看到了 result = cls.lpop，继续追查下去：

@classmethod
def lpop(cls, queue_keys, timeout, connection=None):
    """Helper method.  Intermediate method to abstract away from some
    Redis API details, where LPOP accepts only a single key, whereas BLPOP
    accepts multiple.  So if we want the non-blocking LPOP, we need to
    iterate over all queues, do individual LPOPs, and return the result.

    Until Redis receives a specific method for this, we'll have to wrap it
    this way.

    The timeout parameter is interpreted as follows:
        None - non-blocking (return immediately)
            > 0 - maximum number of seconds to block
    """
    connection = resolve_connection(connection)
    if timeout is not None:  # blocking variant
        if timeout == 0:
            raise ValueError('RQ does not support indefinite timeouts. Please pick a timeout value > 0')
        result = connection.blpop(queue_keys, timeout)
        if result is None:
            raise DequeueTimeout(timeout, queue_keys)
        queue_key, job_id = result
        return queue_key, job_id
    else:  # non-blocking variant
        for queue_key in queue_keys:
            blob = connection.lpop(queue_key)
            if blob is not None:
                return queue_key, blob
        return None

原来就是从给定的queue里 lpop 出来，然后，查一下 blpop 的返回值，是返回的值所在的list名和值。
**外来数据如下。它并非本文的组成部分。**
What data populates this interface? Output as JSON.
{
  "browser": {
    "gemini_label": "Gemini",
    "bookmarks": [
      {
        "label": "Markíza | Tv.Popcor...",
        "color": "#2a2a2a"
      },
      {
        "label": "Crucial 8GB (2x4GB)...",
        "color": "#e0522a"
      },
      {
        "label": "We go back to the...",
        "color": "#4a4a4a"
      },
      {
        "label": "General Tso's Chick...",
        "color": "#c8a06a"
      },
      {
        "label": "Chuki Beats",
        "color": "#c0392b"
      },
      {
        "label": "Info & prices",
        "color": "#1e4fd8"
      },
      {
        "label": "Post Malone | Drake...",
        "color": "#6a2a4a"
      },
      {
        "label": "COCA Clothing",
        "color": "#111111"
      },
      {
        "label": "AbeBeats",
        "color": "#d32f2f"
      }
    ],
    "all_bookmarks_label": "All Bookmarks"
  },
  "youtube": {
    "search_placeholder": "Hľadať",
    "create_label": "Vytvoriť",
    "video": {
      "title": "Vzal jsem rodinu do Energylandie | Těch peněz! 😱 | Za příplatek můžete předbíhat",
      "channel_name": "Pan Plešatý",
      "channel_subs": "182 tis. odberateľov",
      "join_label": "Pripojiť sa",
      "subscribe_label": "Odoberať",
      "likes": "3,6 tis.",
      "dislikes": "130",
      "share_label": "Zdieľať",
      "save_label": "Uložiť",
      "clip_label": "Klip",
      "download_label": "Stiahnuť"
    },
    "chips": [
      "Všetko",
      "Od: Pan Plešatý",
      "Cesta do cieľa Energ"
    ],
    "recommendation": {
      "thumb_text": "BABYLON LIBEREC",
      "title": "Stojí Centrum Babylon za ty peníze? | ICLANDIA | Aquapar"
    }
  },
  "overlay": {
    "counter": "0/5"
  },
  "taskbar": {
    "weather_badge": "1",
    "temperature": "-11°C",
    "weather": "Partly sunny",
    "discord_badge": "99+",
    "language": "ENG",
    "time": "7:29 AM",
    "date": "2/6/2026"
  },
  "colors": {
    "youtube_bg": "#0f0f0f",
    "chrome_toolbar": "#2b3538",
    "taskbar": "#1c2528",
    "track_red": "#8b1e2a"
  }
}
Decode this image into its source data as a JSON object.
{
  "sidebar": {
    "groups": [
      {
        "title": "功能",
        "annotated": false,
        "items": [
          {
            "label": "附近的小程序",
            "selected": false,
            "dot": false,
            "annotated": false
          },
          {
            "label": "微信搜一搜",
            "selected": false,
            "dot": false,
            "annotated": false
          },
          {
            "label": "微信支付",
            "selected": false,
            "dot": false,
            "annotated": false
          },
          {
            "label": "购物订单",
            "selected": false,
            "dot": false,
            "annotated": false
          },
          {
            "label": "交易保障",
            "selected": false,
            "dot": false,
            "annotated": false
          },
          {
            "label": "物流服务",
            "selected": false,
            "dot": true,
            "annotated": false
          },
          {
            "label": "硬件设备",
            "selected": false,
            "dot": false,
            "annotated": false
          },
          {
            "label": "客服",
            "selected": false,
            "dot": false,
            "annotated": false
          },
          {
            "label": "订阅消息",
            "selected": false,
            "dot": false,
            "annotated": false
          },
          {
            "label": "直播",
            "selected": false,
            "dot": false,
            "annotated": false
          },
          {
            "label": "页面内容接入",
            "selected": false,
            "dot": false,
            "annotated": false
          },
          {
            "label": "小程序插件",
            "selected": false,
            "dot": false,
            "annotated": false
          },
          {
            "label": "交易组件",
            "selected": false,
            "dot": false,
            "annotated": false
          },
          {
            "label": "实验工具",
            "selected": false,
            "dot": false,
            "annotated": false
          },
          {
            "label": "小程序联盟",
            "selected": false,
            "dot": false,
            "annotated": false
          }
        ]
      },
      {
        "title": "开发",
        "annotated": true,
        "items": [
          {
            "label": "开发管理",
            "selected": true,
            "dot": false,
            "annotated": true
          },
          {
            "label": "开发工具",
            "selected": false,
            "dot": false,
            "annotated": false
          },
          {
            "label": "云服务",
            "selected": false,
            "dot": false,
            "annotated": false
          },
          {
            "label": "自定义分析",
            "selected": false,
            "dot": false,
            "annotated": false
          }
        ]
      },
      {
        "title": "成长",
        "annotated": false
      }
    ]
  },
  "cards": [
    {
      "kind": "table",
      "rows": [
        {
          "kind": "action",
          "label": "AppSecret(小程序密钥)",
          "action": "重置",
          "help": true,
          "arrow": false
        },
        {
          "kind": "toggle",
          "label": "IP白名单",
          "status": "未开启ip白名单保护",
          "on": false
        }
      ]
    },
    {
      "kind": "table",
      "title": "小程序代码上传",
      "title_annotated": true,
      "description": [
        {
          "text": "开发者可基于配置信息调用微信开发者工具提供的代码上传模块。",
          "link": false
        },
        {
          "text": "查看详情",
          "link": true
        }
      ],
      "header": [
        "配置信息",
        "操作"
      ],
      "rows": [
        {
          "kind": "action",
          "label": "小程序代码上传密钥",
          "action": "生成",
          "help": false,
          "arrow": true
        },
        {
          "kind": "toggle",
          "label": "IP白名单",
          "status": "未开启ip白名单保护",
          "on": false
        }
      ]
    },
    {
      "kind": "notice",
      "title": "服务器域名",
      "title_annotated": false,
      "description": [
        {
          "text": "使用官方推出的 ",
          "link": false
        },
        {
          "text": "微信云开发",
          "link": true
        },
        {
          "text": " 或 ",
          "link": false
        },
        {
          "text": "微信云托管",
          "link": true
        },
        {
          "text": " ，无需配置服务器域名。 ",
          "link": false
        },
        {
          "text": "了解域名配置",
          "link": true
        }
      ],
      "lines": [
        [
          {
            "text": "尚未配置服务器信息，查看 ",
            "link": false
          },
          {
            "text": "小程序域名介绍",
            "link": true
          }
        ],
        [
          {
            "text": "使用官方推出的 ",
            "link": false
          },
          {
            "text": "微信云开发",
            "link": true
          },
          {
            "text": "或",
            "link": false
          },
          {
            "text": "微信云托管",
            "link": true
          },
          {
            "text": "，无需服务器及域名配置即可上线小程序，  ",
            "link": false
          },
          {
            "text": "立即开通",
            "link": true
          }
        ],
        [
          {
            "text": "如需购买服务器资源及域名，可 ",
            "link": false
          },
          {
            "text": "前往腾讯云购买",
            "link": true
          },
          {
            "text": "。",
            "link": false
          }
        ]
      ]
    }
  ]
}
Once new data is present on one of the lists, the client returns with the name of the key unblocking it and the popped value.

然后我们跳回到上一个函数。发现接下来的步骤是根据所得的job_id和queue_key实例化 Queue和Job。

那么我们看看其中调用的 Job.fetch：

@classmethod
def fetch(cls, id, connection=None):
    """Fetches a persisted job from its corresponding Redis key and
    instantiates it.
    """
    job = cls(id, connection=connection)
    job.refresh()
    return job

job.refresh() 很可疑，因为到这一步之前，我们的 job的信息都还只是字符串。在worker端worker是怎么知道要去调用哪里的函数呢？

我仔细看了看，差点就放过了 self.data = obj['data'] 这一步，跟进去一看，结果发现不是，其他地方也没有看到。

尴尬。

那就很奇怪了哈，肯定有个地方从字符串转回python对象的吧。于是我去翻了翻文档，发现文档上写了，它是用pickle的，那肯定有地方用了 pickle.loads，于是就搜到了 loads = pickle.loads。继续搜看哪里用到了loads。

$ ack loads
job.py
25:loads = pickle.loads
46:    This is a helper method to not have to deal with the fact that `loads()`
51:        obj = loads(pickled_string)
394:                self._result = loads(rv)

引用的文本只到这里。